Dans ma famille, beaucoup sont initiés au Bwiti et mon grand-père fut un grand maître initiateur. Depuis mon enfance, je » baigne » dans le Bwiti. J’ai reçu ma première initiation à l’âge de 7 ans par mon grand-père qui m’a alors permis d’avoir un premier contact avec cette civilisation pygmée.

Depuis mon enfance, je vis entre tradition et modernité : J’allais à l’école et pendant les vacances, je vivais avec mon grand père dans la forêt avec les pygmées qui sont les des savoirs. J’ai rencontré Nathalie Moulin, une danseuse afro contemporaine. elle m’a sollicité pour jouer dans plusieurs de ses spectacles. Je jouais les tam-tams et l’arc en bouche.

En juin 2001, je suis venu vivre à Paris. Là, je me baladais partout avec mon arc à musique et certaines personnes pensaient que c’était un arc à flèche.
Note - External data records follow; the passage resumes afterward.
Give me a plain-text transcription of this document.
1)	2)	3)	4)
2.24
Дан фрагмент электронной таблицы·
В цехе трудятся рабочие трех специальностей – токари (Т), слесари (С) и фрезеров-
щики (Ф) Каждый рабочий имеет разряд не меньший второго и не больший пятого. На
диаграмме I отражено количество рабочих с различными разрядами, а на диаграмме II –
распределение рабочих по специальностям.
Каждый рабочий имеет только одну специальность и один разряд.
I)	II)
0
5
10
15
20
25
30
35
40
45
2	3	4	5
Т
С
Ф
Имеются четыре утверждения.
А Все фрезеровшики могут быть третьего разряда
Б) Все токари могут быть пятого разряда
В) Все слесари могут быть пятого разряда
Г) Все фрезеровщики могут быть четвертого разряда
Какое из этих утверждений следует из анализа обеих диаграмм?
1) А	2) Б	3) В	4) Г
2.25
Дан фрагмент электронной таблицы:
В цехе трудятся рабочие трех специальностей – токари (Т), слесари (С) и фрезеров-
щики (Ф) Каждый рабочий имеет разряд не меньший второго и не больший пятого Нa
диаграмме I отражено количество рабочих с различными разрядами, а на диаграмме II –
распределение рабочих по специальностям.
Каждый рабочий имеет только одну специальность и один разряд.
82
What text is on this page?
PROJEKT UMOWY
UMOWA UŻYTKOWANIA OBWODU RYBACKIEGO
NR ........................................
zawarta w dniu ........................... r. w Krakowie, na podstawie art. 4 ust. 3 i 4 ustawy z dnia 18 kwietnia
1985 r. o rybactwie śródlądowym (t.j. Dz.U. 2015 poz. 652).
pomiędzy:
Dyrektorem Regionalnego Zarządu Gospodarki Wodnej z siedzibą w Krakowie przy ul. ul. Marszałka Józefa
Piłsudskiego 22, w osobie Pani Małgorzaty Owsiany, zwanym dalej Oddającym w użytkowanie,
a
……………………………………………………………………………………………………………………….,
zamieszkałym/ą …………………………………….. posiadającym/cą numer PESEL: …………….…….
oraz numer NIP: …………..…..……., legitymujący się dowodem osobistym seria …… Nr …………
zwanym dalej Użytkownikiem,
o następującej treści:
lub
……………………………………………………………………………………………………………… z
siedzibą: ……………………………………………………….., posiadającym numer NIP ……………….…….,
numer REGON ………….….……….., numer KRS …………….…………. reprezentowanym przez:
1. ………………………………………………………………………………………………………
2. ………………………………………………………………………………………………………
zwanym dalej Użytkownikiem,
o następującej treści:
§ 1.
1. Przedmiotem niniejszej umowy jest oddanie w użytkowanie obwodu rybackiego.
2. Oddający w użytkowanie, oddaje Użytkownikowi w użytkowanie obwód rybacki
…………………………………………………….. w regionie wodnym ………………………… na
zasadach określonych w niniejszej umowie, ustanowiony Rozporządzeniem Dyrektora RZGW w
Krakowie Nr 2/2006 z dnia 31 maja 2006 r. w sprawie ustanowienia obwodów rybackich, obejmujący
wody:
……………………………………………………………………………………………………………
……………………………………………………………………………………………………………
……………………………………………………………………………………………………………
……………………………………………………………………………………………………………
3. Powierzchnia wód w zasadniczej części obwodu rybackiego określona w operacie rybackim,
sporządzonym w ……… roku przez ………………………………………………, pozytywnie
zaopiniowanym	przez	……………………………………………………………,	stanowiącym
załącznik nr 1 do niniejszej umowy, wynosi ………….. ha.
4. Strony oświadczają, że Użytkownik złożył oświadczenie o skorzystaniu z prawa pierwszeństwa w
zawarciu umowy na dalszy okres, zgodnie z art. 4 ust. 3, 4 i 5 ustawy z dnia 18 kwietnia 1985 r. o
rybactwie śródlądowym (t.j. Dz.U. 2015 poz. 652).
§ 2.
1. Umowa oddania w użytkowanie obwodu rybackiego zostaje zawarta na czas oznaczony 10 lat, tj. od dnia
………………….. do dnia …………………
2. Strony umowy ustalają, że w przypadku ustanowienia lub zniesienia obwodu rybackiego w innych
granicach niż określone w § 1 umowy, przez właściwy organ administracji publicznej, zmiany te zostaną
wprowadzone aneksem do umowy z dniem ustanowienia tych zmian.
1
Ils me disaient " c’est pour quoi ? pour tuer les oiseaux ? " et je répondais « non c’est pour imiter les oiseaux ». Un jour, je passais devant une boutique d’objets d’art africain dans le vingtième arrondissement de Paris ; je suis rentré dans cette boutique pour demander simplement s’ils organisaient des soirées de musique africaine. Ils m’ont répondu : oui ! on l’ fait mais nous connaissons déjà toutes les musiques d’Afrique ». J’ai répondu : « non ! je ne crois pas que vous connaissez déjà tout » et je leur ai demandé « quelles sont les musiques africaines que vous connaissez ? ». « Le djembé, les balafons, etc.. « Je leur ai demandé « connaissez-vous le moungongo ? », ils m’ont répondu : " c’est quoi le moungongo ? », « l’arc en bouche » ai-je dit, « mais c’est quoi l’arc en bouche ? » . Je leur ai dit que c’était un instrument de la tradition pygmée du Gabon. « ha bon ! à quoi ça ressemble ? ». je leur ai montré l’arc et leur ai fait une démonstration, ils ont tout de suite eu envie d’organiser un spectacle avec moi.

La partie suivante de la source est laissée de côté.